Revision as of 15:25, 8 October 2023


pcDNA3.1(+)-3xHA-Gal4-KRAB-NLS linearized vector

The purpose of the linear vector is to perform homologous recombination with the KRAB homologous recombination fragment to obtain the target product pcDNA3.1 (+) -3xHA-Gal 4-KRAB-NLS plasmid.

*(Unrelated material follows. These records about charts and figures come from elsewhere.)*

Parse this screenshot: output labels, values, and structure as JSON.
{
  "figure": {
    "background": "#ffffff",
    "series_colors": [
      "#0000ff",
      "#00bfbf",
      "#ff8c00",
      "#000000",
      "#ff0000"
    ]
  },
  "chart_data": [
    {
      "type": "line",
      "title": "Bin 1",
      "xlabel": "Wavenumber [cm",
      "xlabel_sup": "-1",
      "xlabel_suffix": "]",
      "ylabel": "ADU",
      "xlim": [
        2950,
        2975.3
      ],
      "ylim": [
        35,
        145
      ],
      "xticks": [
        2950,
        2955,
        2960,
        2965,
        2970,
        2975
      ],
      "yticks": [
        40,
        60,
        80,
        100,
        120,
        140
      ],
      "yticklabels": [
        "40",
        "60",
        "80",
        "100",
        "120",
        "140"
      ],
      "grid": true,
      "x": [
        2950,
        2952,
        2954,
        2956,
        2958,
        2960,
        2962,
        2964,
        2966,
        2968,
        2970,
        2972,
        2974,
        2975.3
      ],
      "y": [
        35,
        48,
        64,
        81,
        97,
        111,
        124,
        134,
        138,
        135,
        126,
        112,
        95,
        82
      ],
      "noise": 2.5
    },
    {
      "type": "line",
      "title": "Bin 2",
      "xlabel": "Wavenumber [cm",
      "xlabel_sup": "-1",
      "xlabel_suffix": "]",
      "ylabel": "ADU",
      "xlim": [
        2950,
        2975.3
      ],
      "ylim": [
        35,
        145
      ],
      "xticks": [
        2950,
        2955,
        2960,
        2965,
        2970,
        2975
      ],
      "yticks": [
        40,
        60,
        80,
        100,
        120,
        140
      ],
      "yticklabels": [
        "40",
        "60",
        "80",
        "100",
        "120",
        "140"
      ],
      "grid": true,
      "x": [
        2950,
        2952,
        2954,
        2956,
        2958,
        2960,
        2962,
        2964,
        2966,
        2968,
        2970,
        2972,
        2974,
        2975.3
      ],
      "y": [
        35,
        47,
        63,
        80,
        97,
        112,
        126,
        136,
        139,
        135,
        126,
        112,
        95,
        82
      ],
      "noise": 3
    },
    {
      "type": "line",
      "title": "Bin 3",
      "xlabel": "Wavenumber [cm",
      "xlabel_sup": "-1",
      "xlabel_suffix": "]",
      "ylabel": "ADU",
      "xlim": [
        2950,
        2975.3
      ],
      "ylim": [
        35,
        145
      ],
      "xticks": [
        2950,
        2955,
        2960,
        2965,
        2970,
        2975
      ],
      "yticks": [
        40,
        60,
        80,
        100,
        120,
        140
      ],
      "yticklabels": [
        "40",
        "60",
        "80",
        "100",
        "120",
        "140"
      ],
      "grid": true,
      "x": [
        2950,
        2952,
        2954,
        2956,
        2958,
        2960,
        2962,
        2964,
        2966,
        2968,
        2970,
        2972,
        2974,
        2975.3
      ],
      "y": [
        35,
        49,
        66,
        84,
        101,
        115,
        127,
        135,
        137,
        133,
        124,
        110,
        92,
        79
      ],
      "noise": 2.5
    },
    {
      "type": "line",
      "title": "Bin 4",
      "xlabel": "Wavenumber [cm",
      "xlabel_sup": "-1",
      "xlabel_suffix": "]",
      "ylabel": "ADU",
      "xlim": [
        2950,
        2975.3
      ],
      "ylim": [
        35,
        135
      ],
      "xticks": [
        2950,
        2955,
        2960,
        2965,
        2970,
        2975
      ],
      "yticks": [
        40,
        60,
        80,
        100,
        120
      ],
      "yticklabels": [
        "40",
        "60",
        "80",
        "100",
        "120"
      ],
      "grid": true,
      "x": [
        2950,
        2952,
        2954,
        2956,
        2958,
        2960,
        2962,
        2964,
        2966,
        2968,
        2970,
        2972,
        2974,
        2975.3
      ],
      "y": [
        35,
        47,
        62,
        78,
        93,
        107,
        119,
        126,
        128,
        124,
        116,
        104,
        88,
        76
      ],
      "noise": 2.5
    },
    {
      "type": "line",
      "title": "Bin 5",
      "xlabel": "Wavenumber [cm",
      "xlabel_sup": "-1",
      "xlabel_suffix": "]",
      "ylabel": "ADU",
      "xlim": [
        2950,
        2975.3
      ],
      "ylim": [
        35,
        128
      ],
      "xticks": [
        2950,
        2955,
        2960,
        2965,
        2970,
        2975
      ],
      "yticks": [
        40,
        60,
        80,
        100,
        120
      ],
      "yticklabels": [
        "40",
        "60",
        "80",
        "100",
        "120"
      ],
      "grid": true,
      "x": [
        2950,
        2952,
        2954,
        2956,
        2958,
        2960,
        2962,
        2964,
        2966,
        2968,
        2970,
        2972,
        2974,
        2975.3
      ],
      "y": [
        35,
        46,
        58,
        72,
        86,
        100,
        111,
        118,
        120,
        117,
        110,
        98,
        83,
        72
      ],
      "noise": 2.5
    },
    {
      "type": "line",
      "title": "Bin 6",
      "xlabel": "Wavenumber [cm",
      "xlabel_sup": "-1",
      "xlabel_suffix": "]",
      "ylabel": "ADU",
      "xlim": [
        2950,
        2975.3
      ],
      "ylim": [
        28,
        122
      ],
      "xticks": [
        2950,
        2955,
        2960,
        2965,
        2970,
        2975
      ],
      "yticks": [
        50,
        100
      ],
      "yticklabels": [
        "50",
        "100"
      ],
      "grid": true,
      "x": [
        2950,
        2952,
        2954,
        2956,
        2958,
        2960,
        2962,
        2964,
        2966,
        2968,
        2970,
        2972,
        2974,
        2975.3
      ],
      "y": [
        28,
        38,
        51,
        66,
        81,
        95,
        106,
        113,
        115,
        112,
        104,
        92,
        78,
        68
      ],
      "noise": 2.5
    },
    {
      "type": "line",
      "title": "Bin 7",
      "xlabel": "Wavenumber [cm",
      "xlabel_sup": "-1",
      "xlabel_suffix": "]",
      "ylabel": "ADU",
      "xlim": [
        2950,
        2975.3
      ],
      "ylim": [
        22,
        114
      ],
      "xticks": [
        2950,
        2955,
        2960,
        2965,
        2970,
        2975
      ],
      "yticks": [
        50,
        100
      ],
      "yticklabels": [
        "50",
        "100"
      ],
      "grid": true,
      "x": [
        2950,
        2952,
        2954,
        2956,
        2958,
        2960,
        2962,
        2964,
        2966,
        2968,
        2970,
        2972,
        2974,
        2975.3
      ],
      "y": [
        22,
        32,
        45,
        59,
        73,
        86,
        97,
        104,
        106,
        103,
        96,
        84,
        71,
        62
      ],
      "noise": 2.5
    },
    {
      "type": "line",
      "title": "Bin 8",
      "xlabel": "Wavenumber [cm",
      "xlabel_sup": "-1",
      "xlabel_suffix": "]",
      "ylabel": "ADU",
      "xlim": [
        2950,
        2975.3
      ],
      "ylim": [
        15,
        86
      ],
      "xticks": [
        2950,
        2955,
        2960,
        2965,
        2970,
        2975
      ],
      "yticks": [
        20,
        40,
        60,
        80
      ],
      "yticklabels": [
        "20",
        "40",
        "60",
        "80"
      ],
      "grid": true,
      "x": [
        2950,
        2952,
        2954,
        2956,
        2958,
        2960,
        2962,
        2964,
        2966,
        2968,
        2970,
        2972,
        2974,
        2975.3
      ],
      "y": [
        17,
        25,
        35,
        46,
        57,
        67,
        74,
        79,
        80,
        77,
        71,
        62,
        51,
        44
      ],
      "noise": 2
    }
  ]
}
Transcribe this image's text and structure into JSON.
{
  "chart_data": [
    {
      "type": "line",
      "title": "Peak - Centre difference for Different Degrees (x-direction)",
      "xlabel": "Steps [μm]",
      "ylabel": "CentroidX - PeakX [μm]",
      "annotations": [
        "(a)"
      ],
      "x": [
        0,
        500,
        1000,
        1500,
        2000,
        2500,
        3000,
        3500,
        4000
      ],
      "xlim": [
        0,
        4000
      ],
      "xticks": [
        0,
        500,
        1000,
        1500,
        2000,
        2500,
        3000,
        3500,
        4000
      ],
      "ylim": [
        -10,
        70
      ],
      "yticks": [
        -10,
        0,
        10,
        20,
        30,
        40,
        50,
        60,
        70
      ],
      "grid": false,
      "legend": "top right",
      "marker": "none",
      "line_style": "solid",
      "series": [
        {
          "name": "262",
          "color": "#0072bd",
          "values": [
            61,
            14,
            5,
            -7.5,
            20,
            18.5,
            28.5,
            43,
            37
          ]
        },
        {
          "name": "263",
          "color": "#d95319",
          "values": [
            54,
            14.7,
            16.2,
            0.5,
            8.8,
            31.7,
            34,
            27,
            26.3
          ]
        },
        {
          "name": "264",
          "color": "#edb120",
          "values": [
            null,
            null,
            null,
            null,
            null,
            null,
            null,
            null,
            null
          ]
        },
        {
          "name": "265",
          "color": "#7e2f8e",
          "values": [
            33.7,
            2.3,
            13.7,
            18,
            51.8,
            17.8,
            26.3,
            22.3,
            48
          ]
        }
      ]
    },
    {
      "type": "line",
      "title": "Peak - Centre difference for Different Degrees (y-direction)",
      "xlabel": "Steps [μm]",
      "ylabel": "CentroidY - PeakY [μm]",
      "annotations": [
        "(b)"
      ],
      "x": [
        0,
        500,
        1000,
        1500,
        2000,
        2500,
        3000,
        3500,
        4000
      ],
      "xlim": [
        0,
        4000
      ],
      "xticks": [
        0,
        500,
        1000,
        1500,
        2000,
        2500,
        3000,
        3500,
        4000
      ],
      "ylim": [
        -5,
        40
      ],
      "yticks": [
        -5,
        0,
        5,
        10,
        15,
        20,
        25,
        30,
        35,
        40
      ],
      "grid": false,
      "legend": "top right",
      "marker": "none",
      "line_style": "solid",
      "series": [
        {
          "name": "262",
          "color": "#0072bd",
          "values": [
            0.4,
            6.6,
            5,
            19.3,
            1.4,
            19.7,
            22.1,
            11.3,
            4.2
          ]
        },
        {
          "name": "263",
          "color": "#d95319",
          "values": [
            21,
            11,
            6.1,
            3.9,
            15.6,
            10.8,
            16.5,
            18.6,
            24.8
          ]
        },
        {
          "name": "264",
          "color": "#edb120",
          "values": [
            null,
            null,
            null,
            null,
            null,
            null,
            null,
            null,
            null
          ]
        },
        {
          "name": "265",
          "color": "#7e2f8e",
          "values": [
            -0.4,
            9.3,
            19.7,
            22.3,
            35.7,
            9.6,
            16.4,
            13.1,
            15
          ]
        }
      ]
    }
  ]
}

pcDNA3.1(+)-3×HA-GAL4-VP64-NLS

We based on the sequence of the pcDNA3.1 (+) plasmid.The Gal 4 sequence, 3×HA sequence were linked into the pcDNA3.1 (+) plasmid with the help of homologous recombination experiments. Special primers were designed and then the plasmid was cut into linear sequences of about 5600bp by PCR.The two ends of this linear sequence can be complementary to the two ends of the KRAB homologous recombination fragment , and the purpose is to conduct homologous recombination with the KRAB homologous recombination fragment to obtain the target product pcDNA3.1 (+) -3 HA-Gal 4-KRAB-NLS plasmid.

1 Pattern Diagram


Fig.1 The agarose gel electrophoresis of pcDNA3.1(+)-3×HA-Gal4-KRAB-NLS linearized vector

2 Experiment

2.1 Method

Based on the sequence of the pcDNA3.1 (+) plasmid, With the help of the GAL 4 homologous recombination fragments and homologous recombination experiments.We designed and synthesized the target product.

3.Caution

After sequencing and ensuring the sequence was correct, we applied it to the experiments. Store at 4℃.